Anyway, Fluttershy hopped back onto her stool and started fidgeting with her mane again. I peeked at her to see if I could catch her attention, but it looked like she had gone to another world, going by the super-distant look in her eyes. And if Fluttershy was basically out to lunch, that left me alone with—

“So, Pinkie Pie,” Rarity said as she pulled out the stool on my left and slid onto it, “about this kissing booth of yours—” Her mane brushed my shoulder, sending little jolts of happy-shocky-goodness shooting all throughout my body, and I couldn’t stop myself from twitching away. “Ah, are you all right?”

“Yeppers,” I said through my clenched teeth. Seriously, not one of my finer moments, but what did you expect? The mare of my dreams sat right next to me—close enough for me to smell her sweet minty breath, for cryin’ out loud—and here I could barely even talk, and don’t even think about looking at her.

“Very well,” she said after a super long, awkward pause. “I just wanted to tell you how proud I am to be friends with such a caring pony.” Before I knew it, she had her forelegs wrapped around me; I almost melted into pink goo, which would have grossed her out big time now that I think about it.
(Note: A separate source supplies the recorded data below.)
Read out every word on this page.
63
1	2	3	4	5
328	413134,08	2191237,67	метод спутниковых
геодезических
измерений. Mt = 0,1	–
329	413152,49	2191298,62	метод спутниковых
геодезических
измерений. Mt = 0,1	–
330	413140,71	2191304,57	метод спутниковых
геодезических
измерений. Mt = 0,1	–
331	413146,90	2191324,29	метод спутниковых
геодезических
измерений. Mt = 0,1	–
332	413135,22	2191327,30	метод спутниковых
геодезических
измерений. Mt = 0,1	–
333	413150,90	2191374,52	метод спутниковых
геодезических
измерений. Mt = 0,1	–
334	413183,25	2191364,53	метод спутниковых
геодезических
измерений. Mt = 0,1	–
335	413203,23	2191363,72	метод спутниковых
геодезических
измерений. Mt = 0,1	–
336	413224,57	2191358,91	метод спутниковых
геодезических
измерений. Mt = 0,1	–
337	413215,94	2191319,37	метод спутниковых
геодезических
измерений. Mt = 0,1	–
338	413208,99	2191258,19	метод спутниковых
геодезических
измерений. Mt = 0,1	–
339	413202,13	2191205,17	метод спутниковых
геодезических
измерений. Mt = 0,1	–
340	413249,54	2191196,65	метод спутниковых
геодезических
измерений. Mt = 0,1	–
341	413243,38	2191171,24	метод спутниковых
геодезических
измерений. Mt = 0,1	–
By the time I noticed the hug had ended, she stood by the door and waved at us. “I shall see you both tomorrow. And Fluttershy,” she added with a glance at my Flutterbuddy, “remember what we spoke of.” Fluttershy grunted softly. “Ta-ta!”

“See ya,” I mumbled, doing my best not to topple over from the warm, fuzzy feelings in my tummy. When I finally managed to glance up, she had already left. Geez, it weirded me out how much being around Rarity scared me.

So things had gone from bad to good to better then back to bad then finally stopped on kind-of good; I could handle that. Beside me, Fluttershy kept on fidgeting, so I threw my foreleg over her shoulders.

“So, Flutterbuddy, what’s going on?” I said as my smile got wider and wider. “Did you get to see the butterfly?” If there’s one thing Fluttershy loves, it’s talking about her animal friends. Well, that and actually taking care of her animal friends. And she definitely loves butterscotch—I’d bet you a squillion bits that she loves butterscotch.

But even after I mentioned the butterfly, it took her a few seconds to look at me. “I’m-I’m sorry, Pinkie, but I—” She gulped loudly “—I really need to go.”

“Go?” I asked; that was unexpected. That heavy feeling—which, by the way, gets really really annoying after, like, the third or fourth time it hits you—tried to drag me down. “Right now? What for?”

“I have a, um—” Fluttershy stood so quickly she nearly pulled me with her. “I have something very important to take care of.”

I trotted behind her to the door. “Anything I can help with?”

“No, it’s, um, an animal thing,” she said, pushing the door open. “Bye.”

“I’ll see you tomorrow morning!” I called after her before the door closed in my face. Sure, she had hurried to get out of there, but I could always count on Fluttershy—no way would she skip out on me when I needed her most.

With that thought in mind, I trotted into the kitchen and from there into the closet to get a hammer and nails—that kissing booth wasn’t going to build itself.